Well, I would expect the AI to provide the same response as a real doctor did from the same information. Which the article went over the doctors were able to.

I also would expect the AI to provide the same answer every time to the same data unlike what it did (from F to B over multiple attempts in the article)

OpenAI is entirely to blame here when they are putting out faulty products, (hallucinations even on accurate data are a fault of them).
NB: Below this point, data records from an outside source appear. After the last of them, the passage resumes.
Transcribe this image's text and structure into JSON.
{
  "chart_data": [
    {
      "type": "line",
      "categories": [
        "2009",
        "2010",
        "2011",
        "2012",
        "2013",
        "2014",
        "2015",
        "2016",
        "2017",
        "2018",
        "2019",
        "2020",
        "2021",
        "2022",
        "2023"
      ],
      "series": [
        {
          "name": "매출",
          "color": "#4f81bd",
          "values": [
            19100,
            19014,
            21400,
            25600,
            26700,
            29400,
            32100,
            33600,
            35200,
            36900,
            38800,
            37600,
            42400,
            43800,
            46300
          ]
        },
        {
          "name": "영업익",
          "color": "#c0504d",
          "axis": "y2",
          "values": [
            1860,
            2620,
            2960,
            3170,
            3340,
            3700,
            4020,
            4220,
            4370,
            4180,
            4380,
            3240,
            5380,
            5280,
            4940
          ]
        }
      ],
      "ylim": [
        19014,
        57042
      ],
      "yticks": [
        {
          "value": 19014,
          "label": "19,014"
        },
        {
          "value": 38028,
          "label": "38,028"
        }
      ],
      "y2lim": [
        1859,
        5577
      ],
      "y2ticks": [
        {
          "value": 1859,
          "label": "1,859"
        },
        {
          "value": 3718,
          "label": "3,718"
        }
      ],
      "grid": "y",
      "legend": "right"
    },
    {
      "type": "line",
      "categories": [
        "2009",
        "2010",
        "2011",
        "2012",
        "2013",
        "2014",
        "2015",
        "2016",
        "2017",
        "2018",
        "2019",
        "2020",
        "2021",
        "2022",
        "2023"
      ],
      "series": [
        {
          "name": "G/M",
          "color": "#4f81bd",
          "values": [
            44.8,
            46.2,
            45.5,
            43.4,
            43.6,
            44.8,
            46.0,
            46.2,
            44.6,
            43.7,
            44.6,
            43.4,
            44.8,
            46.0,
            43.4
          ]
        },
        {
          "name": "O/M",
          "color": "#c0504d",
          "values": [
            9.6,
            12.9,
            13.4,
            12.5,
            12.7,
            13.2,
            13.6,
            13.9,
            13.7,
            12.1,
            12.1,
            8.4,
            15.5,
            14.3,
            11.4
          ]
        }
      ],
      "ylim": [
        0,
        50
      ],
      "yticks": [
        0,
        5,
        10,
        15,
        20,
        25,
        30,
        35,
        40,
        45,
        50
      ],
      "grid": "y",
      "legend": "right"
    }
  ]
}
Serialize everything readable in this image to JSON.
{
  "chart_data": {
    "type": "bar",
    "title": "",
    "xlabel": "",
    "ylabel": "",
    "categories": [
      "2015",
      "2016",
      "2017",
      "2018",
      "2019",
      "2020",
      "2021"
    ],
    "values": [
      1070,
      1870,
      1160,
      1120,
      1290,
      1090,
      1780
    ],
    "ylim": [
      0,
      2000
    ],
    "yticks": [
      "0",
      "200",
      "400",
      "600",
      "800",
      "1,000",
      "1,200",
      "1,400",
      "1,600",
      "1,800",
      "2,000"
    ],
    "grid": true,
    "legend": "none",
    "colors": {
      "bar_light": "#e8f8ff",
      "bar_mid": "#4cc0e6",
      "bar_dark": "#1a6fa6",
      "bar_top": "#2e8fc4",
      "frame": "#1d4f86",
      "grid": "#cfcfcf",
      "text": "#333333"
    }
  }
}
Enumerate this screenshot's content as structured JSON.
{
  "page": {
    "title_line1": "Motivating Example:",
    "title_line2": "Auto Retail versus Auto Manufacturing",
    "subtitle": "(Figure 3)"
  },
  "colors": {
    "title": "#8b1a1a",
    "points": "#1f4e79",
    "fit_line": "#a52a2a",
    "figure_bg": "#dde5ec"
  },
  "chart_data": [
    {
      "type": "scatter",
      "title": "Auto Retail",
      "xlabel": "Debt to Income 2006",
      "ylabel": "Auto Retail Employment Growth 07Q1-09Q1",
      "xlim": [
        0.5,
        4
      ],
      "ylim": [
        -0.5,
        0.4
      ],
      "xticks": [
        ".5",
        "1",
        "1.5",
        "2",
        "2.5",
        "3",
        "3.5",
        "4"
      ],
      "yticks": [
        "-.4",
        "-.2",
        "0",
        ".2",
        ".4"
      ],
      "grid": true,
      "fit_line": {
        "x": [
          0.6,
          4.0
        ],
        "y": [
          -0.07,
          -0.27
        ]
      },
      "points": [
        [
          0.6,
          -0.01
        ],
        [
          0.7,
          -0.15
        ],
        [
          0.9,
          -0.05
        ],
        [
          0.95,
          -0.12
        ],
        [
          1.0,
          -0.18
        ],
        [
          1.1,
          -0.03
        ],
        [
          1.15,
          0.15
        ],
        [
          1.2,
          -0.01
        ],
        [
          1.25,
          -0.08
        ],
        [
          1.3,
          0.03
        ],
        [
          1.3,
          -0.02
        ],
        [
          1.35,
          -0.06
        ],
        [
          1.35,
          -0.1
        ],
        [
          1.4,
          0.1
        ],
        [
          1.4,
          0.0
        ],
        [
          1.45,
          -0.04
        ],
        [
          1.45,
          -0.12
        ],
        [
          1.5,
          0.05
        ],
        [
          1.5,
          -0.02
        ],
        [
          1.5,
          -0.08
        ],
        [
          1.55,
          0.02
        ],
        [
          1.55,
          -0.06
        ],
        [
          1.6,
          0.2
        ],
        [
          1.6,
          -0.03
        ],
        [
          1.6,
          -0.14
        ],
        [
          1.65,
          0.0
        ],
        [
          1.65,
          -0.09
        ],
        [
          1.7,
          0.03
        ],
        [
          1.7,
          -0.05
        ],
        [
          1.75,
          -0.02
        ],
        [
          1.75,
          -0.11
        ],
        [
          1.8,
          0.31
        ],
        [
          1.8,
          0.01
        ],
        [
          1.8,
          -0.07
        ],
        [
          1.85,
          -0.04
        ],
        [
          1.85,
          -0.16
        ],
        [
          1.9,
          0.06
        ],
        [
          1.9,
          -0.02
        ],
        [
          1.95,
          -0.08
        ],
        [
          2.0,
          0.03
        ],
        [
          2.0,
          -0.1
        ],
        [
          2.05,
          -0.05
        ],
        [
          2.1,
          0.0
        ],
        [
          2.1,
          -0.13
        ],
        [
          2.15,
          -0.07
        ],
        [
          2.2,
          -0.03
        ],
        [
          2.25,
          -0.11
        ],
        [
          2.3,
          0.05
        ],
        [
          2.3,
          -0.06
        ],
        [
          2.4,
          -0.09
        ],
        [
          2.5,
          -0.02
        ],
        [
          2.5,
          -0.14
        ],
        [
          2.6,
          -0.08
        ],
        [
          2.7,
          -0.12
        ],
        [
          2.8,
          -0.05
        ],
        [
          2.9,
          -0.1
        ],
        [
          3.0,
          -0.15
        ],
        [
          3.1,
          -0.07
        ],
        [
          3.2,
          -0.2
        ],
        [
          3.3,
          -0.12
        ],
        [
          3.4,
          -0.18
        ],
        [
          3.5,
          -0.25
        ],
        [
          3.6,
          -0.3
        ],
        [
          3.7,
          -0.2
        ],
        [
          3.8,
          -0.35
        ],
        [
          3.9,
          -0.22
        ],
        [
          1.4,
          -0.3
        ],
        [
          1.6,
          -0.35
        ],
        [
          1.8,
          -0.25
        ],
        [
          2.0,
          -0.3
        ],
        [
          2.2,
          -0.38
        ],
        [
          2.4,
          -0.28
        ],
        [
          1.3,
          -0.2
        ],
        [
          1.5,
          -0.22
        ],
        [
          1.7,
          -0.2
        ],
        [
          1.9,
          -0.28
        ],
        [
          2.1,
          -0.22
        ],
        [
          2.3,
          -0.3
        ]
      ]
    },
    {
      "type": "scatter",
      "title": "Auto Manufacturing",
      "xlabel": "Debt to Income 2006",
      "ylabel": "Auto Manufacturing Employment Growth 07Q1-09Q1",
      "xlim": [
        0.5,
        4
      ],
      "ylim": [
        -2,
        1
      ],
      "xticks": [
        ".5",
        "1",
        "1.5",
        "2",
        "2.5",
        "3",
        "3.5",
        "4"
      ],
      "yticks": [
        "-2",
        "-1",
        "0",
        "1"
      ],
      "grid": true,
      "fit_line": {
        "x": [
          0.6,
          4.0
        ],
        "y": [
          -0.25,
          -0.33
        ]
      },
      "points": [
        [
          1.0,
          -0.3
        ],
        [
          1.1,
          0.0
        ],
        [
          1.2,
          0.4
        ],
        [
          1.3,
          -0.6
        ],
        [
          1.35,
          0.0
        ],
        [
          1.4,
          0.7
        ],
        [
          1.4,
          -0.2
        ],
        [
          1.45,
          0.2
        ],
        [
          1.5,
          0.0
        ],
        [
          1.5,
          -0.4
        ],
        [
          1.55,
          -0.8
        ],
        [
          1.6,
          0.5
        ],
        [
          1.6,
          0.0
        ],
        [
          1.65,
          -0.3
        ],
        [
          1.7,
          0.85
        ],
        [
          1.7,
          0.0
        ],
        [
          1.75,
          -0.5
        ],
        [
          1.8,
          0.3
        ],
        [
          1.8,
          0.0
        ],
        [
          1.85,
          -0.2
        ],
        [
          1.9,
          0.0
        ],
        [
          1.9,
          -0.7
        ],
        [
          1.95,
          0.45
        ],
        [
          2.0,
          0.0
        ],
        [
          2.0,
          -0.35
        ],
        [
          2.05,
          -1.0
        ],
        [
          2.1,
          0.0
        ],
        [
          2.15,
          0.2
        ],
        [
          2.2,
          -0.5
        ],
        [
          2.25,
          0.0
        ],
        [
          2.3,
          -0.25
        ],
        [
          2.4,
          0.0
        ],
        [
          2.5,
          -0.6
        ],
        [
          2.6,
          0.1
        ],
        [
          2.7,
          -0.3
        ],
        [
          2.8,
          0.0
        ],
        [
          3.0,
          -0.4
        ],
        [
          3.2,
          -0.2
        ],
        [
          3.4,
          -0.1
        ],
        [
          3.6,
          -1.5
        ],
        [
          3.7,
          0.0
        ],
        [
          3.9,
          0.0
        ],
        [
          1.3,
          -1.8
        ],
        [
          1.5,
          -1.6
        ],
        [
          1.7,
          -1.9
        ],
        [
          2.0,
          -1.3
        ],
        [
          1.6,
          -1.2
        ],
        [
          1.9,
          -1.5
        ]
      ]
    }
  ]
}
I have been sitting and waiting for the day these trackers get exposed as just another health fad that is optimized to deliver shareholder value and not serious enough for medical grade applications

  • I don't see how they are considered a health fad, they're extremely useful and accurate enough. There are plenty of studies and real world data showing Garmin VO2Max readings being accurate to 1-2 points different to a real world test.

    There is this constant debate about how accurately VO2max is measured and its highly dependent on actually doing exercise to determine your VO2max using your watch. But yes if you want a lab/medically precise measure you need to do it a test that measures your actual oxygen uptake.